If I have atomic_bool flag;
, how can I write C code to toggle it that's atomic, portable, and efficient? Regarding "efficient", I'd like it to assemble on x86_64 to lock xorb $1, flag(%rip)
. The "obvious" flag = !flag;
is out because it isn't actually atomic. My next guess would be flag ^= true;
, which assembled to this mess on GCC:
movzbl flag(%rip), %eax
0:
movb %al, -1(%rsp)
xorl $1, %eax
movl %eax, %edx
movzbl -1(%rsp), %eax
lock cmpxchgb %dl, flag(%rip)
jne 0b
And this mess on Clang:
movb flag(%rip), %al
0:
andb $1, %al
movl %eax, %ecx
xorb $1, %cl
lock cmpxchgb %cl, flag(%rip)
jne 0b
Then I tried specifying a weaker memory order by doing atomic_fetch_xor_explicit(&flag, true, memory_order_acq_rel);
instead. This does what I want on Clang, but GCC now completely fails to compile it with error: operand type '_Atomic atomic_bool *' {aka '_Atomic _Bool *'} is incompatible with argument 1 of '__atomic_fetch_xor'
. Interestingly, if my type is an atomic_char
instead of an atomic_bool
, then both GCC and Clang emit the assembly that I want. Is there a way to do what I want with atomic_bool
?
Mainly summarizing comments:
It looks like the only portable way to atomically toggle your atomic_bool
is flag ^= 1
. But as you noted, gcc and clang don't know how to optimize it, and fall back to the cmpxchg loop. If you want full portability and compliance I think you just have to put up with that, until such time as they fix their missed optimization, which you might want to report.

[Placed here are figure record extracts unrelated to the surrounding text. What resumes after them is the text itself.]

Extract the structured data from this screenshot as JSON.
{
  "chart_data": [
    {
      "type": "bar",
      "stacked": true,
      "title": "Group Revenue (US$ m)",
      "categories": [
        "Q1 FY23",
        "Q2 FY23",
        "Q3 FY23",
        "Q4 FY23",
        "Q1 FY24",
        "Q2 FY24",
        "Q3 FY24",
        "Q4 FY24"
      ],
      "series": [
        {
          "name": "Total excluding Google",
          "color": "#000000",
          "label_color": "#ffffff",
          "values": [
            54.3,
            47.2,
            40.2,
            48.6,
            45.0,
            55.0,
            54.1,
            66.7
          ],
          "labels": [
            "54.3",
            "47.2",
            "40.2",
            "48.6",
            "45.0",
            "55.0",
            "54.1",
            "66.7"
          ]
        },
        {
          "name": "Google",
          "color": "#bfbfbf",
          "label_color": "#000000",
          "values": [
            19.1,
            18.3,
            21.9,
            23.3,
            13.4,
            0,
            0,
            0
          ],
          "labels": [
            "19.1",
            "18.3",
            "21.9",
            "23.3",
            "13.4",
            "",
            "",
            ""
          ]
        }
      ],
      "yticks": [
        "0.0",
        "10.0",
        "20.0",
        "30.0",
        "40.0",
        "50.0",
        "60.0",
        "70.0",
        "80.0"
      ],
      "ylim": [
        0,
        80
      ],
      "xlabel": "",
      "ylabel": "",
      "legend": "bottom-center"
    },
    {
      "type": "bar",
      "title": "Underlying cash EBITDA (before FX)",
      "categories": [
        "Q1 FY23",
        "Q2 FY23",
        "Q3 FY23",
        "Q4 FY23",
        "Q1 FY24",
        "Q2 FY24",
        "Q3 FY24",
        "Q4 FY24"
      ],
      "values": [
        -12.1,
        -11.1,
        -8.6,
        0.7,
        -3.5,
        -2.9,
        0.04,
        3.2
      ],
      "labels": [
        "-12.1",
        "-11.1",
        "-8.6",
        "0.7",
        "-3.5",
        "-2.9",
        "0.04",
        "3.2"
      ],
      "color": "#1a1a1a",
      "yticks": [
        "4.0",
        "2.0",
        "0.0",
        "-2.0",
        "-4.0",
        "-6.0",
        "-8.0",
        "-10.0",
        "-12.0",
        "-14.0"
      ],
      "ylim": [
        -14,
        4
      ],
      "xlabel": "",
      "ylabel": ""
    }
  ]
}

In principle, another option should be flag -= 1
or flag += -1
, which have the same truth table when nonzero values are treated as true. However, gcc compiles it to the same inefficient xor/cmpxchg code as flag ^= 1
, and clang actually miscompiles it: when flag == 0
, then flag -= 1
will set flag
to 0xff
which is invalid. It looks like this was reported several years ago but is still unfixed.
If you want a workaround, at least on x86 you should be able to do
atomic_fetch_xor((atomic_uchar *)&flag, 1);
I think it's okay for strict aliasing because atomic_uchar
is a character type. In practice it is most likely fine anyway, because an atomic access shouldn't be optimized away. To be safe, check the assembly that is generated, or just go ahead and replace the whole thing with the appropriate one-liner of inline asm.
It's a nice touch that clang extends the atomic_fetch_*
functions to work on atomic_bool
, even though the C standard doesn't support it (7.17.7.5p1: "None of these operations is applicable to atomic_bool
.") I don't really understand why the standards committee included that exception. All those operations still have to be available on atomic_bool
via the compound assignment operators, so omitting them from atomic_fetch_*
serves only to deprive the programmer of being able to use any weak memory ordering, without making life any easier for the implementation.
For similar reasons, I also don't understand why they didn't provide atomic_fetch_*
for the remaining compound assignment operators. atomic_fetch_mul
might not be that useful, but since *=
has to work, it shouldn't cost the implementation anything to speak of, and the consistency would be nice.